The transport enthusiasts (transit fans, “spotters”) already collate and produce some extremely high quality information about certain technical aspects of operations and services. For example, sites such as LondonBusRoutes.net contain detail on the bus route timing and vehicle allocation (type and number of buses), which transpires to be difficult to extract from official sources. While it may be argued that these sites simply repackage official information, their very existence is a testament to the strength of underlying community.

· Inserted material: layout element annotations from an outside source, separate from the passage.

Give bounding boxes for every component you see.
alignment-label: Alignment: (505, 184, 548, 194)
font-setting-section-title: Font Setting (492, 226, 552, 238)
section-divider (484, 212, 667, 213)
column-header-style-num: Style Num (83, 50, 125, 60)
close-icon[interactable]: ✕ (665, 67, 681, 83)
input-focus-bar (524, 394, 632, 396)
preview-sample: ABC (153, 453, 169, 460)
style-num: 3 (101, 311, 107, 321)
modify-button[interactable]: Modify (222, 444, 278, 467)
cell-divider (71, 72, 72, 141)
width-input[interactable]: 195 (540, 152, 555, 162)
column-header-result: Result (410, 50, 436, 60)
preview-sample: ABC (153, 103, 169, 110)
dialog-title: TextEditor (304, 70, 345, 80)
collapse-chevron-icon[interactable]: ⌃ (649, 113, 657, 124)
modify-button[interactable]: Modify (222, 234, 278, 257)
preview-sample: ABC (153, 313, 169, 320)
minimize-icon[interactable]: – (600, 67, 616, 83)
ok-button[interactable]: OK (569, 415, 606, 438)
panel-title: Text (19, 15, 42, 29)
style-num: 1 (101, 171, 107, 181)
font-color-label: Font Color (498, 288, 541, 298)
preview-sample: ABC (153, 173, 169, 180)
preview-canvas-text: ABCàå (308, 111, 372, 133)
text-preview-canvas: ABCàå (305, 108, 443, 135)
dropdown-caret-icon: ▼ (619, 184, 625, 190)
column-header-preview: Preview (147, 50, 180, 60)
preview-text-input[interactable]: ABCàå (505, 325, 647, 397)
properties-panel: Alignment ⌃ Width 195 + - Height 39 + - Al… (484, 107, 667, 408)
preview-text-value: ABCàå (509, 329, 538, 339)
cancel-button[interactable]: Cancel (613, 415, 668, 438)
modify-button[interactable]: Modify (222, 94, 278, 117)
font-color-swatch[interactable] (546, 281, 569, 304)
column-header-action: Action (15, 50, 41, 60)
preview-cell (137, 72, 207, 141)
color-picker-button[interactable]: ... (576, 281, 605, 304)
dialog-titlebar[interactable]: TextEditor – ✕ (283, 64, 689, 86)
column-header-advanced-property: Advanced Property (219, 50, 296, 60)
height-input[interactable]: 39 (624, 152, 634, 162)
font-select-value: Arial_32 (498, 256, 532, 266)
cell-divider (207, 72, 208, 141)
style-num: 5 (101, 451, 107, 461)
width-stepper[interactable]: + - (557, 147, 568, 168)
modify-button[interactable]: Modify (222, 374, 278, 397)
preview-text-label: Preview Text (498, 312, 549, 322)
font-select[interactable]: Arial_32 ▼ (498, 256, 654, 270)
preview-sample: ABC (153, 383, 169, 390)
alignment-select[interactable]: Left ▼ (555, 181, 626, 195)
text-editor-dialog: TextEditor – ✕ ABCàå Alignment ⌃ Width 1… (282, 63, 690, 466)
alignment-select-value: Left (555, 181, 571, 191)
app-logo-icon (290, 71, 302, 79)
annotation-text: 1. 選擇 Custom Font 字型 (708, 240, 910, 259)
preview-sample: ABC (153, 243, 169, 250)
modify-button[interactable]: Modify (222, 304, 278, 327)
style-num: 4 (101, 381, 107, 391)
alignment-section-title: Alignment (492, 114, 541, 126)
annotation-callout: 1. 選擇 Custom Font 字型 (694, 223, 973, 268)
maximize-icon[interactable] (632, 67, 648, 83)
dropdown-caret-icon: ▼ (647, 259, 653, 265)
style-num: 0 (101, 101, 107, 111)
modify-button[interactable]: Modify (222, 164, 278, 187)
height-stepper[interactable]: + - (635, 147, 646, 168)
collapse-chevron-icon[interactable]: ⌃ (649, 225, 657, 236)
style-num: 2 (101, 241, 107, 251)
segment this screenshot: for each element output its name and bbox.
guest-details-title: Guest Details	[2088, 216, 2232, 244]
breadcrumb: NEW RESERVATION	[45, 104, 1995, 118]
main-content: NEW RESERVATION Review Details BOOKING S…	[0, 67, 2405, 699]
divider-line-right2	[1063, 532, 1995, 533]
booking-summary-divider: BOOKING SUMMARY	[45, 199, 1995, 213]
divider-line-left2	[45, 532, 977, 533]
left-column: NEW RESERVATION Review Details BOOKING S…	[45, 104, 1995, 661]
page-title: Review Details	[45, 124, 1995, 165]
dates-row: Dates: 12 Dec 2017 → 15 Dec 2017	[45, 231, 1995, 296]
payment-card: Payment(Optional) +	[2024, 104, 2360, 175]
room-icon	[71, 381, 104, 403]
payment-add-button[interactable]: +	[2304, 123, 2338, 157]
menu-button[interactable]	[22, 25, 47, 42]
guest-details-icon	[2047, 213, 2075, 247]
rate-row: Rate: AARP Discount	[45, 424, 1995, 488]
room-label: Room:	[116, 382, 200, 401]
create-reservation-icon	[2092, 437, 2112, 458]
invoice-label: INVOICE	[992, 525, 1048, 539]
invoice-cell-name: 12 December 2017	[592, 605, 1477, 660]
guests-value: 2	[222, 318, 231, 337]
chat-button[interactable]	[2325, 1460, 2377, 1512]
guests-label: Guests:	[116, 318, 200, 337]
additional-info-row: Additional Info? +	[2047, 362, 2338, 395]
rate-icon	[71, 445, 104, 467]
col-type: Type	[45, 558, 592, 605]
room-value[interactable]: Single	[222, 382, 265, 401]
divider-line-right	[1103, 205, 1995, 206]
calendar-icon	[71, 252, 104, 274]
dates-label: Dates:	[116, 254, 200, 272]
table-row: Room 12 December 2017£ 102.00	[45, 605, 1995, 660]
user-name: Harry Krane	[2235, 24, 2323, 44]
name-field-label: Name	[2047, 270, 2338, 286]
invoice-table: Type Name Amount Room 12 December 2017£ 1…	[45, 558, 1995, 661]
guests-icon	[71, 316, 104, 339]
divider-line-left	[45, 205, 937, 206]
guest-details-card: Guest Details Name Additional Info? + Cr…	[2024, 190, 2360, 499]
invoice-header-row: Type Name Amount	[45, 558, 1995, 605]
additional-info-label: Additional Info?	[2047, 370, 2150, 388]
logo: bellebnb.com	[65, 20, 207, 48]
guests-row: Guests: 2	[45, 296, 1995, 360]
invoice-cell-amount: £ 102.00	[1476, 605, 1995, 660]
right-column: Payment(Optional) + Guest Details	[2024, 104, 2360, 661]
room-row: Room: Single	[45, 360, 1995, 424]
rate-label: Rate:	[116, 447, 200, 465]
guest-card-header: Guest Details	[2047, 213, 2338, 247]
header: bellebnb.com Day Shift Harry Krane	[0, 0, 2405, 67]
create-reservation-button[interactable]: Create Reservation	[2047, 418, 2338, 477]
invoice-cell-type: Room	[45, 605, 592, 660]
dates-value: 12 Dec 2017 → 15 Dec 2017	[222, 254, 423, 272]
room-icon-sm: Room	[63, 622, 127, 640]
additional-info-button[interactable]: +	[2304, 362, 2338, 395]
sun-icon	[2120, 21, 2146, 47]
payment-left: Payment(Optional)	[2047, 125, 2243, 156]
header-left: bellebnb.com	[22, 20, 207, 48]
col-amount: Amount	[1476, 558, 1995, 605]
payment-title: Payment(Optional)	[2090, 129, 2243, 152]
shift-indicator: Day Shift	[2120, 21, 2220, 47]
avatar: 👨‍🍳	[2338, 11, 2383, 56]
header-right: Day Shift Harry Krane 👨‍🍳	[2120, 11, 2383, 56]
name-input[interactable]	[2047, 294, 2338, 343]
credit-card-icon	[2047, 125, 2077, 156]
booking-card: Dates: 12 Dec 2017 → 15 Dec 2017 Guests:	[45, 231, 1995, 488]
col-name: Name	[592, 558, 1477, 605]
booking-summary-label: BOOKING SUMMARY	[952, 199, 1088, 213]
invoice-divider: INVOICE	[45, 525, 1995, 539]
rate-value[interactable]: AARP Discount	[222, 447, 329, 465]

Casual observation of people delayed on trains or in traffic suggests they derive some comfort from picking up their mobile (cell) phone and telling someone about it. Something they can do, in a scenario they otherwise have no control over. Their desire to communicate the same information to drivers or users 10 miles behind them (who might be able to re-plan their route, should they know) is untested. But the potential is intriguing.
Nobody has entirely worked out how to use these people; yet.
If the social web/tech-entrepreneur sector chooses to fight the “status quo” head on, it does so against large multi-national IT providers who support clients with historically entrenched positions. Not a contest that favours the underdog.
If the tech’ “upstarts” can find a way to use this human resource effectively, they will ultimately provide a more cost-effective solution than the traditional “government IT” sector can offer. Integrate that user-generated information into the wider consumer internet, and the machinery of government simply won’t be able to justify its historic position of pouring millions into systems it controls. The “social web”/tech-entrepreneur sector wins.
The upstarts do not need perfect source data, if the implementation of results is considered to be better by users. The early Xephos vs TransportDirect comparisons provide some evidence. The success or failure of the social web/tech-entrepreneur sector is ultimately dependant on whether they can provide better information than official sources, using the resources and skills they have available to them.
Disclaimer: The contents of this article reflect my own personal analysis of the situation. This does not directly reflect advice to, or views of, government or anyone else involved in the handling and provision of public transportation data.